The Roth IRA is a fan-favorite for reaching financial freedom. However, there is an income limitation on this account. This income limit looks at your Modified Adjusted Gross Income or MAGI. If you expect your MAGI for 2021 to take you over the income threshold, but your 2020 income did not- consider maxing out your Roth IRA for 2020.

This year did bring a slight increase for Roth phase-outs. If you earn between $125,000 and $140,000 in 2021 as someone who files their taxes as single, your Roth contribution will be lowered from the $6,000 limit. Direct contributions are not allowed if you make $140,000 or more. Consider doing a backdoor Roth option instead.

For those who file as married filing jointly or qualifying widow(er), the contribution reduction happens if MAGI is between $198,000 – $207,999. If your MAGI is over $208,000, you will also not be able to directly contribute to the Roth IRA.

People who file as married filing separately get the short end of the stick here. Roth contributions are reduced regardless of your income, and then not allowed if your MAGI is over $10,000. 

If you think 2021 will put you over the income limit for contributing to a Roth IRA, but 2020 did not, go back and max out that account!

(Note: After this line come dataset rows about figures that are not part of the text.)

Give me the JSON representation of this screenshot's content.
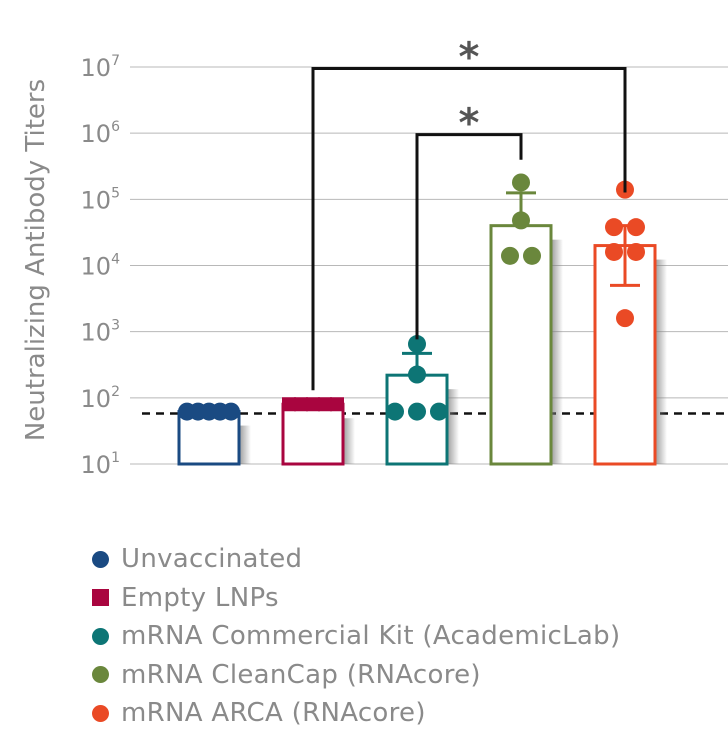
{
  "chart_data": {
    "type": "bar",
    "ylabel": "Neutralizing Antibody Titers",
    "yscale": "log",
    "ylim": [
      10,
      10000000
    ],
    "ytick_labels": [
      {
        "base": "10",
        "exp": "1"
      },
      {
        "base": "10",
        "exp": "2"
      },
      {
        "base": "10",
        "exp": "3"
      },
      {
        "base": "10",
        "exp": "4"
      },
      {
        "base": "10",
        "exp": "5"
      },
      {
        "base": "10",
        "exp": "6"
      },
      {
        "base": "10",
        "exp": "7"
      }
    ],
    "ytick_values": [
      10,
      100,
      1000,
      10000,
      100000,
      1000000,
      10000000
    ],
    "grid": "horizontal",
    "limit_of_detection": 58,
    "legend_position": "bottom",
    "series": [
      {
        "name": "Unvaccinated",
        "marker": "circle",
        "color": "#1a4a82",
        "mean": 62,
        "error_high": null,
        "error_low": null,
        "points": [
          62,
          62,
          62,
          62,
          62
        ]
      },
      {
        "name": "Empty LNPs",
        "marker": "square",
        "color": "#a9053f",
        "mean": 80,
        "error_high": null,
        "error_low": null,
        "points": [
          80,
          80,
          80,
          80,
          80
        ]
      },
      {
        "name": "mRNA Commercial Kit (AcademicLab)",
        "marker": "circle",
        "color": "#0d7575",
        "mean": 220,
        "error_high": 470,
        "error_low": null,
        "points": [
          650,
          225,
          62,
          62,
          62
        ]
      },
      {
        "name": "mRNA CleanCap (RNAcore)",
        "marker": "circle",
        "color": "#6a873c",
        "mean": 40000,
        "error_high": 125000,
        "error_low": null,
        "points": [
          180000,
          48000,
          14000,
          14000
        ]
      },
      {
        "name": "mRNA ARCA (RNAcore)",
        "marker": "circle",
        "color": "#ea4a25",
        "mean": 20000,
        "error_high": 40000,
        "error_low": 5000,
        "points": [
          140000,
          38000,
          38000,
          16000,
          16000,
          1600
        ]
      }
    ],
    "annotations": [
      {
        "label": "*",
        "from": "mRNA Commercial Kit (AcademicLab)",
        "to": "mRNA CleanCap (RNAcore)",
        "level": 1000000
      },
      {
        "label": "*",
        "from": "Empty LNPs",
        "to": "mRNA ARCA (RNAcore)",
        "level": 10000000
      }
    ]
  }
}
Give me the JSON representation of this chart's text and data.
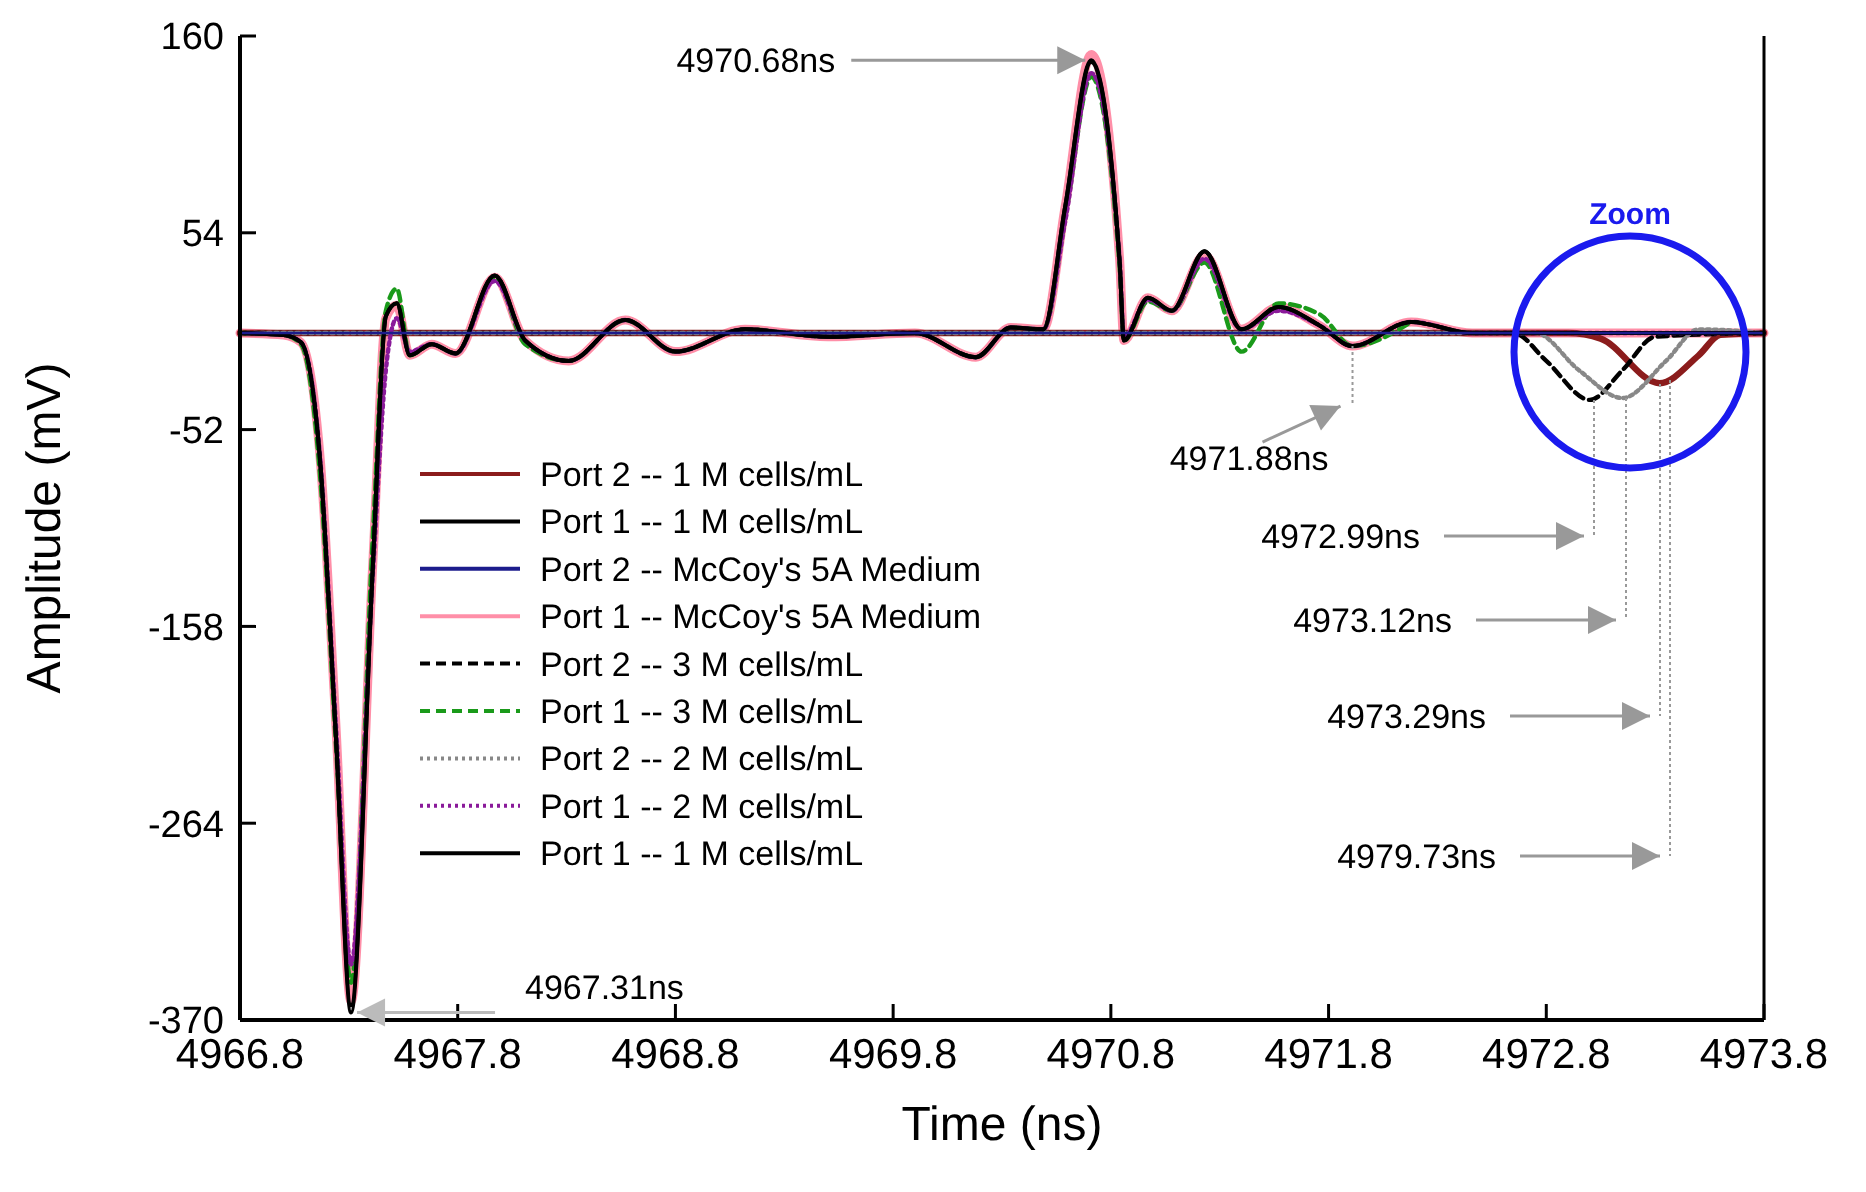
{
  "chart_data": {
    "type": "line",
    "xlabel": "Time (ns)",
    "ylabel": "Amplitude (mV)",
    "xlim": [
      4966.8,
      4973.8
    ],
    "xticks": [
      4966.8,
      4967.8,
      4968.8,
      4969.8,
      4970.8,
      4971.8,
      4972.8,
      4973.8
    ],
    "ylim": [
      -370,
      160
    ],
    "yticks": [
      -370,
      -264,
      -158,
      -52,
      54,
      160
    ],
    "grid": false,
    "legend": "left",
    "marker": "none",
    "series": [
      {
        "name": "Port 2 -- 1 M cells/mL",
        "color": "#8b1c1c",
        "line_style": "solid",
        "x": [
          4966.8,
          4972.9,
          4973.05,
          4973.32,
          4973.5,
          4973.6,
          4973.8
        ],
        "values": [
          0,
          0,
          -3,
          -27,
          -12,
          -1,
          0
        ]
      },
      {
        "name": "Port 1 -- 1 M cells/mL",
        "color": "#000000",
        "line_style": "solid",
        "x": [
          4966.8,
          4967.0,
          4967.08,
          4967.17,
          4967.24,
          4967.31,
          4967.41,
          4967.47,
          4967.52,
          4967.58,
          4967.68,
          4967.79,
          4967.97,
          4968.11,
          4968.31,
          4968.57,
          4968.8,
          4969.12,
          4969.5,
          4969.9,
          4970.18,
          4970.34,
          4970.49,
          4970.59,
          4970.71,
          4970.84,
          4970.86,
          4970.97,
          4971.08,
          4971.23,
          4971.4,
          4971.57,
          4971.76,
          4971.91,
          4972.18,
          4972.46,
          4973.0,
          4973.8
        ],
        "values": [
          0,
          -1,
          -5,
          -72,
          -216,
          -366,
          -126,
          9,
          16,
          -12,
          -6,
          -11,
          31,
          -4,
          -15,
          7,
          -10,
          2,
          -2,
          0,
          -13,
          3,
          2,
          68,
          147,
          39,
          -4,
          19,
          12,
          44,
          2,
          14,
          4,
          -7,
          6,
          0,
          0,
          0
        ]
      },
      {
        "name": "Port 2 -- McCoy's 5A Medium",
        "color": "#1c1c8c",
        "line_style": "solid",
        "x": [
          4966.8,
          4973.8
        ],
        "values": [
          0,
          0
        ]
      },
      {
        "name": "Port 1 -- McCoy's 5A Medium",
        "color": "#ff8fa8",
        "line_style": "solid",
        "x": [
          4966.8,
          4967.0,
          4967.08,
          4967.17,
          4967.24,
          4967.31,
          4967.41,
          4967.47,
          4967.52,
          4967.58,
          4967.68,
          4967.79,
          4967.97,
          4968.11,
          4968.31,
          4968.57,
          4968.8,
          4969.12,
          4969.5,
          4969.9,
          4970.18,
          4970.34,
          4970.49,
          4970.59,
          4970.71,
          4970.84,
          4970.86,
          4970.97,
          4971.08,
          4971.23,
          4971.4,
          4971.57,
          4971.76,
          4971.91,
          4972.18,
          4972.46,
          4973.0,
          4973.8
        ],
        "values": [
          0,
          -1,
          -5,
          -70,
          -210,
          -360,
          -124,
          8,
          15,
          -12,
          -6,
          -11,
          30,
          -4,
          -15,
          7,
          -10,
          2,
          -2,
          0,
          -13,
          3,
          2,
          68,
          150,
          40,
          -4,
          19,
          12,
          42,
          2,
          14,
          4,
          -7,
          6,
          0,
          0,
          0
        ]
      },
      {
        "name": "Port 2 -- 3 M cells/mL",
        "color": "#000000",
        "line_style": "dashed",
        "x": [
          4966.8,
          4972.65,
          4972.8,
          4973.0,
          4973.15,
          4973.3,
          4973.8
        ],
        "values": [
          0,
          0,
          -15,
          -36,
          -20,
          -2,
          0
        ]
      },
      {
        "name": "Port 1 -- 3 M cells/mL",
        "color": "#1a9a1a",
        "line_style": "dashed",
        "x": [
          4966.8,
          4967.0,
          4967.08,
          4967.17,
          4967.24,
          4967.31,
          4967.41,
          4967.47,
          4967.52,
          4967.58,
          4967.68,
          4967.79,
          4967.97,
          4968.11,
          4968.31,
          4968.57,
          4968.8,
          4969.12,
          4969.5,
          4969.9,
          4970.18,
          4970.34,
          4970.49,
          4970.59,
          4970.71,
          4970.84,
          4970.86,
          4970.97,
          4971.08,
          4971.23,
          4971.4,
          4971.57,
          4971.76,
          4971.91,
          4972.18
        ],
        "values": [
          0,
          -1,
          -6,
          -80,
          -220,
          -350,
          -110,
          12,
          24,
          -12,
          -6,
          -11,
          30,
          -6,
          -15,
          7,
          -10,
          2,
          -2,
          0,
          -13,
          3,
          2,
          62,
          138,
          36,
          -4,
          17,
          12,
          38,
          -10,
          16,
          10,
          -7,
          6
        ]
      },
      {
        "name": "Port 2 -- 2 M cells/mL",
        "color": "#888888",
        "line_style": "dotted",
        "x": [
          4966.8,
          4972.75,
          4972.95,
          4973.15,
          4973.35,
          4973.5,
          4973.8
        ],
        "values": [
          0,
          0,
          -20,
          -35,
          -15,
          2,
          0
        ]
      },
      {
        "name": "Port 1 -- 2 M cells/mL",
        "color": "#8a1a9a",
        "line_style": "dotted",
        "x": [
          4966.8,
          4967.0,
          4967.08,
          4967.17,
          4967.24,
          4967.31,
          4967.41,
          4967.47,
          4967.52,
          4967.58,
          4967.68,
          4967.79,
          4967.97,
          4968.11,
          4968.31,
          4968.57,
          4968.8,
          4969.12,
          4969.5,
          4969.9,
          4970.18,
          4970.34,
          4970.49,
          4970.59,
          4970.71,
          4970.84,
          4970.86,
          4970.97,
          4971.08,
          4971.23,
          4971.4,
          4971.57,
          4971.76,
          4971.91,
          4972.18,
          4972.46,
          4973.0,
          4973.8
        ],
        "values": [
          0,
          -1,
          -5,
          -70,
          -210,
          -340,
          -130,
          -20,
          8,
          -10,
          -6,
          -11,
          28,
          -4,
          -15,
          7,
          -10,
          2,
          -2,
          0,
          -13,
          3,
          2,
          60,
          140,
          40,
          -2,
          18,
          12,
          40,
          2,
          12,
          4,
          -7,
          6,
          0,
          0,
          0
        ]
      },
      {
        "name": "Port 1 -- 1 M cells/mL",
        "color": "#000000",
        "line_style": "solid",
        "x": [
          4966.8,
          4967.0,
          4967.08,
          4967.17,
          4967.24,
          4967.31,
          4967.41,
          4967.47,
          4967.52,
          4967.58,
          4967.68,
          4967.79,
          4967.97,
          4968.11,
          4968.31,
          4968.57,
          4968.8,
          4969.12,
          4969.5,
          4969.9,
          4970.18,
          4970.34,
          4970.49,
          4970.59,
          4970.71,
          4970.84,
          4970.86,
          4970.97,
          4971.08,
          4971.23,
          4971.4,
          4971.57,
          4971.76,
          4971.91,
          4972.18,
          4972.46,
          4973.0,
          4973.8
        ],
        "values": [
          0,
          -1,
          -5,
          -72,
          -216,
          -362,
          -126,
          9,
          16,
          -12,
          -6,
          -11,
          31,
          -4,
          -15,
          7,
          -10,
          2,
          -2,
          0,
          -13,
          3,
          2,
          68,
          146,
          39,
          -4,
          19,
          12,
          44,
          2,
          14,
          4,
          -7,
          6,
          0,
          0,
          0
        ]
      }
    ],
    "annotations": [
      {
        "text": "4970.68ns",
        "x": 4970.71,
        "y": 147
      },
      {
        "text": "4967.31ns",
        "x": 4967.31,
        "y": -366
      },
      {
        "text": "4971.88ns",
        "x": 4971.91,
        "y": -7
      },
      "4972.99ns",
      "4973.12ns",
      "4973.29ns",
      "4979.73ns",
      "Zoom"
    ]
  }
}
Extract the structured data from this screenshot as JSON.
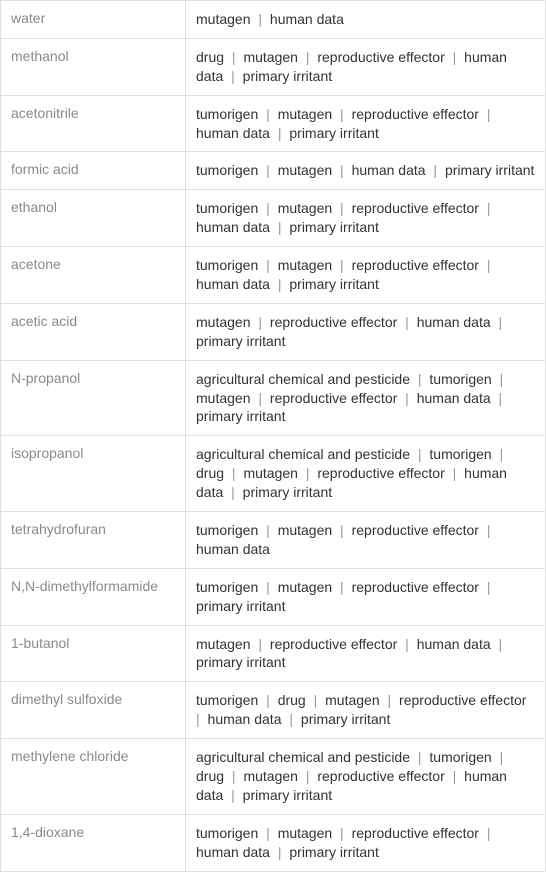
{
  "compounds": [
    {
      "name": "water",
      "properties": [
        "mutagen",
        "human data"
      ]
    },
    {
      "name": "methanol",
      "properties": [
        "drug",
        "mutagen",
        "reproductive effector",
        "human data",
        "primary irritant"
      ]
    },
    {
      "name": "acetonitrile",
      "properties": [
        "tumorigen",
        "mutagen",
        "reproductive effector",
        "human data",
        "primary irritant"
      ]
    },
    {
      "name": "formic acid",
      "properties": [
        "tumorigen",
        "mutagen",
        "human data",
        "primary irritant"
      ]
    },
    {
      "name": "ethanol",
      "properties": [
        "tumorigen",
        "mutagen",
        "reproductive effector",
        "human data",
        "primary irritant"
      ]
    },
    {
      "name": "acetone",
      "properties": [
        "tumorigen",
        "mutagen",
        "reproductive effector",
        "human data",
        "primary irritant"
      ]
    },
    {
      "name": "acetic acid",
      "properties": [
        "mutagen",
        "reproductive effector",
        "human data",
        "primary irritant"
      ]
    },
    {
      "name": "N-propanol",
      "properties": [
        "agricultural chemical and pesticide",
        "tumorigen",
        "mutagen",
        "reproductive effector",
        "human data",
        "primary irritant"
      ]
    },
    {
      "name": "isopropanol",
      "properties": [
        "agricultural chemical and pesticide",
        "tumorigen",
        "drug",
        "mutagen",
        "reproductive effector",
        "human data",
        "primary irritant"
      ]
    },
    {
      "name": "tetrahydrofuran",
      "properties": [
        "tumorigen",
        "mutagen",
        "reproductive effector",
        "human data"
      ]
    },
    {
      "name": "N,N-dimethylformamide",
      "properties": [
        "tumorigen",
        "mutagen",
        "reproductive effector",
        "primary irritant"
      ]
    },
    {
      "name": "1-butanol",
      "properties": [
        "mutagen",
        "reproductive effector",
        "human data",
        "primary irritant"
      ]
    },
    {
      "name": "dimethyl sulfoxide",
      "properties": [
        "tumorigen",
        "drug",
        "mutagen",
        "reproductive effector",
        "human data",
        "primary irritant"
      ]
    },
    {
      "name": "methylene chloride",
      "properties": [
        "agricultural chemical and pesticide",
        "tumorigen",
        "drug",
        "mutagen",
        "reproductive effector",
        "human data",
        "primary irritant"
      ]
    },
    {
      "name": "1,4-dioxane",
      "properties": [
        "tumorigen",
        "mutagen",
        "reproductive effector",
        "human data",
        "primary irritant"
      ]
    }
  ],
  "styling": {
    "separator": "|",
    "name_color": "#8a8a8a",
    "property_color": "#333333",
    "border_color": "#e0e0e0",
    "background_color": "#ffffff",
    "font_size": 14,
    "name_column_width": 185,
    "total_width": 546
  }
}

While being over the income threshold is a good problem to have, you will still want to take advantage of any contributions you are eligible to make.

To compare the change in 2020 to 2021 Roth Income and Contribution Limits, check out the table below.

2020 and 2021 Roth Income and Contribution Limits

If you find yourself over the income threshold but still want to contribute to a Roth IRA, read more about back-door conversions here.

The cons for contributing for the prior year and maxing out accounts

While the perks for maxing out your retirement account are huge, there are a few potential negatives. I do not believe these outweigh the pros, but they are still worth considering.

Waiting to include deductible contributions on your taxes

With the exception of the Roth IRA, all of these IRA’s are tax-deductible. Contributions for a given year will get deducted from that year’s income. This happens when you file your taxes. Since you are deducting contributions, you will want to have this information when you go to file your taxes.

Do you prefer filing your taxes early? Have your retirement contributions complete when you go to file! You can file an amendment if you end up contributing more after they are filed…but refiling your taxes isn’t something people normally get in line for.

If you want your taxes to be done when you file, make sure your IRAs are maxed out for the prior year. If they are not maxed out, at least make sure you are happy with the amount inside.

The mental toll of playing catch-up

Saving for your future and watching your investment accounts grow can be an empowering thing, but it can also be stressful. If you feel “behind” and you are struggling to put money away, squirreling money away for 2020 when we are in 2021 can make investing feel even more daunting.

When we start a new year, it’s understandable to want to move on from last year’s finances. I have a feeling that will hold especially true for 2020. Trying to max out your retirement account from last year for the next three months can often feel like running a race you already lost. If this is how you feel, try not to let deadlines get you down! 

Any money you are able to put away into a retirement account is money that has the potential to grow, and help you in the future. Whether it’s 2020 or 2021 contributions, focus on the positive things that are going to come from your savings!

Are you maxing out your retirement accounts?

Did your financial goals last year include maxing out your 2020 retirement accounts? Or are you still striving towards that goal? Whether your accounts are maxed out or not, this is a great time to think about your investing goals!

Being at the start of a year not only gives you a full year ahead for contributions, but you also are sitting on a great window of time to make any last-minute contributions for 2020. Focusing on your goals and starting on a good foot this month will help set the tone for a successful year ahead!